Can anyone sense there are elements of over-reaction in this unfolding story?
Either way, we’re left with one of the most powerful and lucrative enterprises in sports business pitted against me, author of the blog that was recently named the “32nd Best Blog and Website for Amish Readers.”
How did we get here?
I’ve for more than 20 years enjoyed stellar two-way relations with leaders and rank-and-file employees of Orlando-based Arnold Palmer Enterprises. I liked them, they liked me. How much?
In 2012, I was feted at an interview/luncheon among eight company leaders where I was given a hand-shake deal on a job that would pay in the neighborhood of $70,000 plus benefits (see detail-laden link below).
And you need to understand the heirloom significance of the term “handshake deal” to the legend of Arnold Palmer.

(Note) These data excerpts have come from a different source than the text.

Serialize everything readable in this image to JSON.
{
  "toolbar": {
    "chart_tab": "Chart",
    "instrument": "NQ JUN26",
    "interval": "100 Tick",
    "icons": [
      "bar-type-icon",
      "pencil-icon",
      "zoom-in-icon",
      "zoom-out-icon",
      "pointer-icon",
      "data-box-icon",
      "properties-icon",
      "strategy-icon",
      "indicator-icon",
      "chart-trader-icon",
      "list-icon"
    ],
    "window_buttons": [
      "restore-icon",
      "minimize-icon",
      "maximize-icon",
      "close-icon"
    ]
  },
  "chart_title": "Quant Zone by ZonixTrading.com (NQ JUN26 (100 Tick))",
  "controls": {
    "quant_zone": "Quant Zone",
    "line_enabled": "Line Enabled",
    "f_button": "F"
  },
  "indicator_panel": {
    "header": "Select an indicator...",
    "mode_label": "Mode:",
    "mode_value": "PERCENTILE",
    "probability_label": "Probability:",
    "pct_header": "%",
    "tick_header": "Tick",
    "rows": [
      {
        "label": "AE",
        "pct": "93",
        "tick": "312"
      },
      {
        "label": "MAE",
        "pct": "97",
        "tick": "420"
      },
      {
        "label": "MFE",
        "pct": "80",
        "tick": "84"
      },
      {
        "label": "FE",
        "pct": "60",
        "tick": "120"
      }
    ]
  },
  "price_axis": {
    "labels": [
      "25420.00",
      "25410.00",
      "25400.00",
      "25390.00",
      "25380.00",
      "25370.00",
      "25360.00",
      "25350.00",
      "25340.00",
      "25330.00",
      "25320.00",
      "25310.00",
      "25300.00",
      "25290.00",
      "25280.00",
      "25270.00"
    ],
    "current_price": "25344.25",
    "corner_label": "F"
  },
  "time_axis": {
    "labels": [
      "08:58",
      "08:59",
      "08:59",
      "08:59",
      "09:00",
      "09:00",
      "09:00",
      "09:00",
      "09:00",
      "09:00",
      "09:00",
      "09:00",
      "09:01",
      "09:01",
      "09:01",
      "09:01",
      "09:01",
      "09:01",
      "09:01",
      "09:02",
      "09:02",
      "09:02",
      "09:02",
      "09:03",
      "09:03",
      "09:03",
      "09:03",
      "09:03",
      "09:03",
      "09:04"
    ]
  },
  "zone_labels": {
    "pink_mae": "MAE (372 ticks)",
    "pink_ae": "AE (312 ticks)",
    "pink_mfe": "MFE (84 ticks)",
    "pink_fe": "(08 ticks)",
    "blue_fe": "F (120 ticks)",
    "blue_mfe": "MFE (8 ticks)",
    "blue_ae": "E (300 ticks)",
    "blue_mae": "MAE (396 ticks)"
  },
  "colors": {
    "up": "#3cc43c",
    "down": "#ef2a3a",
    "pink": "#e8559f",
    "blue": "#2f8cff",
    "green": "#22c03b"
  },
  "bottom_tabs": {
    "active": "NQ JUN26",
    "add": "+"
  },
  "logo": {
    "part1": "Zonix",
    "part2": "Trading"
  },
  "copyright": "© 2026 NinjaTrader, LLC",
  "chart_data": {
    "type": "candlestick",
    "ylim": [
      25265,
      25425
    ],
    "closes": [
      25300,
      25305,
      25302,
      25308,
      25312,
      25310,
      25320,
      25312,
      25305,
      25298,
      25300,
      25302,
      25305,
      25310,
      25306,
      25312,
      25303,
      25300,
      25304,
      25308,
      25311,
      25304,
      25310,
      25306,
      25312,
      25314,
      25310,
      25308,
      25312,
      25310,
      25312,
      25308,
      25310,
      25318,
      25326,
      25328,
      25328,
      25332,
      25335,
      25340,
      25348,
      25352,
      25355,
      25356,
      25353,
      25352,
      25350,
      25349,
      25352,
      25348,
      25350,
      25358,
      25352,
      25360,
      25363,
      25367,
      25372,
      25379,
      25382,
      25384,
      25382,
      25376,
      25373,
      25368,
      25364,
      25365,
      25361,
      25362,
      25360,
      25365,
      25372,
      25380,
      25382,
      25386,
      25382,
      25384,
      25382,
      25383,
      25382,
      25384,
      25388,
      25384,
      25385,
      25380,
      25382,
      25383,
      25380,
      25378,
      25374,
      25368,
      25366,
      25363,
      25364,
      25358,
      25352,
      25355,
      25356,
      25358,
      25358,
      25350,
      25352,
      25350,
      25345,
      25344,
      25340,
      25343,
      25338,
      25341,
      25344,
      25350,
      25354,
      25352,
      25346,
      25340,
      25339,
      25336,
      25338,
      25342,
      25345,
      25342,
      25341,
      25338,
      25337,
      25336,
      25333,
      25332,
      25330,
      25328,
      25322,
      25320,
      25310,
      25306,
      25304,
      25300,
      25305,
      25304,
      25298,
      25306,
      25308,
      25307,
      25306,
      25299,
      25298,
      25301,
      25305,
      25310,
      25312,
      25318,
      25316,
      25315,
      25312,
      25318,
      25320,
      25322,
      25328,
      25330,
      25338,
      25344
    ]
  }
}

It’s foundational to his success and stature.
So did I get the job?
I don’t know.
It’s been seven years and I’ve yet to hear back. My calls and letters were all ignored. I think my wife still thinks I made the whole thing up.
I finally wrote about it in 2014, the day after I appeared in the wonderful Golf Channel documentary on Mr. Palmer.
My post was scathing. Sample line: “This isn’t behavior worthy of Arnold Palmer. This is behavior barely worthy of weasels.”
What was the reaction?
There was none. I continued to get all the opportunities I enjoyed prior to my bitter screed. In fact, an evident acclaim began to build around my Palmer Q & A’s, so much so that the vaunted chairman of APE invited himself into one of our last sessions, an imposing move that would have rattled less seasoned writers.
His post-interview evaluation as he shook my hand (hand shake!): “They all said you were the best. They were right. Well done.”
No repercussions there. And there were none in September 2016 when a top Palmer company executive, grieving the legend's death three days prior, said, “Chris, you are the voice of Arnie’s Army.”
Google “Voice of Arnie’s Army.” You won’t get a network announcer, a Golf Channel executive or one of the flaccid sycophants from the tour press tent.
You get me. And that was a year before I wrote the book Jim Nantz said is “the best book anyone’s written about Arnold Palmer.”
Well, brace yourself, because The Voice has something that needs to be said. It is:
“No one who earns their living standing behind the name of Arnold Palmer should ever treat anyone the way Orlando-based representatives of APE have now twice and without apology treated me.”
This brings us to my second indiscretion (see second link). I used the blog to personally bash the Bay Hill director of golf. I was angry how he’d responded to my Christmas week call of cheer with pouting complaints and surly threats.
I momentarily thought I’d called, not Arnold Palmer's club, but Sergio Garcia’s.
I let it slide for three months — didn’t want to do anything rash — before responding. Did I go too far? Probably. Was I justified? I think so.
I think it just galled me that people who are well-compensated to extol the values of Arnold Palmer fail to live up to them. My experience isn’t nearly as intense, but I still consider it a privilege to respond to strangers the way he would.
Especially at Christmas!
In lieu of that, how can we end this unseemliness?
Well, let me be the mature one.
First, I’ll not mention either incident again, despite provocations like today’s embarrassment, if my Bay Hill friend apologizes. He must have been having a bad day. No one rises to that professional elevation being the kind of jerk he was with me for two excrutiating minutes.
The second condition is even easier to settle. Just someone — anyone — from Orlando answer one question:
About that hand shake job offer, geez, when can I start?
I think a company like yours would love to employ at least one guy who really, really cares about responding to difficult situations the way most of us used to think Arnold Palmer would.